Freitag, 2. Mai 2014

Das Blau wird immer grösser und grösser und grösser, gross wie der Himmel 


Erstaunlich wie viel sich die Kinder über die zwei Wochen Ferien merken konnten. Einige erzählten die ganze Farbgeschichte ohne Hilfe nach, alle kannten sie noch die Reihenfolge und das schnelle, runde Rot hat auch dieses Jahr einen bleibenden Eindruck hinterlassen. 

Diese Woche stand ganz im Zeichen des langsamen, ovalen Blau. 

Leider fiel uns erst jetzt ein, dass wir eigentlich ein Begrüssungslied hätten, das wunderbar zu unserer Farbgeschichte passt, so führten wir es erst heute zur Begrüssung des Blaus ein, es kam bei den Kindern gut an und wir werden die anderen Farben auch mit unserem neuen Lied begrüssen. 
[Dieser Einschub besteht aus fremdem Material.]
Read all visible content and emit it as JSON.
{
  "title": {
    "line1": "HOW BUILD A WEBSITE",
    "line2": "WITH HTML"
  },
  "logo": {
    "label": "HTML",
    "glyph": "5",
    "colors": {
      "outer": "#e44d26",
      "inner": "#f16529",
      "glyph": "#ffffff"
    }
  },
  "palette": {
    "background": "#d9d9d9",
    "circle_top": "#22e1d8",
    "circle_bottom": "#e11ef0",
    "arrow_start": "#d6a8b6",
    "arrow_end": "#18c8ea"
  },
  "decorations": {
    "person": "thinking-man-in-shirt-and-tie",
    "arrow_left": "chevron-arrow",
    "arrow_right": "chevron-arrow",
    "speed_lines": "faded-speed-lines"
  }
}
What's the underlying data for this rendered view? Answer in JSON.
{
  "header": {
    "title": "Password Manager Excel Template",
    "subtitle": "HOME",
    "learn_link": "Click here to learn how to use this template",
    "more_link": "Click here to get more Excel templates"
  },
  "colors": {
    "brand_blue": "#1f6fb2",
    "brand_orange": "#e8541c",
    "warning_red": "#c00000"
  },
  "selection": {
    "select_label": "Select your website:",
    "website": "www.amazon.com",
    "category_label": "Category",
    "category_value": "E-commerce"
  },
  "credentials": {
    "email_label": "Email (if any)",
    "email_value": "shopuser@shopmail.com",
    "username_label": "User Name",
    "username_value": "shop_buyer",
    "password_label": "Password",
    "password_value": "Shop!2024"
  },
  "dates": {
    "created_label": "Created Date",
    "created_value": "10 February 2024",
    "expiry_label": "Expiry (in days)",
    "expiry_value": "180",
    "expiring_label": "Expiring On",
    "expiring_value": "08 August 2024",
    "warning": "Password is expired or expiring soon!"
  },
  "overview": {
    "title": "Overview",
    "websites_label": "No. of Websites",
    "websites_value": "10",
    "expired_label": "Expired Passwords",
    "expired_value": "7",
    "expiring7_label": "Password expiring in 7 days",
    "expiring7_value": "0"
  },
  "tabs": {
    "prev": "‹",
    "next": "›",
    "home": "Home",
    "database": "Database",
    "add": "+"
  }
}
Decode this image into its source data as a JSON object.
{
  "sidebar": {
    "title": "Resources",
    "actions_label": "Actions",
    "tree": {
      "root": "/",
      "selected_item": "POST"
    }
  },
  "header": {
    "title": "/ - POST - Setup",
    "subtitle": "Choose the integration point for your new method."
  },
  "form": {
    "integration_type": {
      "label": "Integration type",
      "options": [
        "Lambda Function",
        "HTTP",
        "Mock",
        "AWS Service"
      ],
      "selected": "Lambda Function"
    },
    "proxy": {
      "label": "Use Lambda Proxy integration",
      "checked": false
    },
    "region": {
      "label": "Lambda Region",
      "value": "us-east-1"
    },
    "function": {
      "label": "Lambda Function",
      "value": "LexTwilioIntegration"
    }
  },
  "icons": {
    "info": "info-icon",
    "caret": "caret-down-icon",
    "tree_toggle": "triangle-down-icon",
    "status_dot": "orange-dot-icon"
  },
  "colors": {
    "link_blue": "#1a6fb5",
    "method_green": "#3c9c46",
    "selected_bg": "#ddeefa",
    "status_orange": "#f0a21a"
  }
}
Am Entdeckertisch durften die Kinder Reis blau färben, sie zeichneten das Oval mit blauem Neocolor nach, malten ein Oval blau an, schnitten ein Oval aus und klebten es auf und beglitterten das dritte Oval. Mit den Magnetstäben und den Deckeln entstanden wacklige, aber interessante Bauwerke, die Kinder füllten weisse, rote und blaue Perlen in die Milch-, die Tomatensaft- und die Traubensaftflasche. Manche Saftmischung erschien uns doch etwas gewöhnungsbedürftig, doch die Feinmotorik hat in jedem Fall profitiert. Besonders oft griffen die Kinder diese Woche zum Krug mit Sand zum Schütten, das Sieb und der Mörser waren häufig im Einsatz, das Salz-Regenbogen-Bild ist nach wie vor sehr beliebt und auch die Motorikschlaufe wurde oft bespielt, sie bereitet aber vielen Kindern noch erhebliche Mühe. Und natürlich bekamen unsere Muttertagsgeschenke den letzten Schliff, nächste Woche werden sie eingepackt und dann können wir euch unsere Geschenkideen endlich präsentieren. 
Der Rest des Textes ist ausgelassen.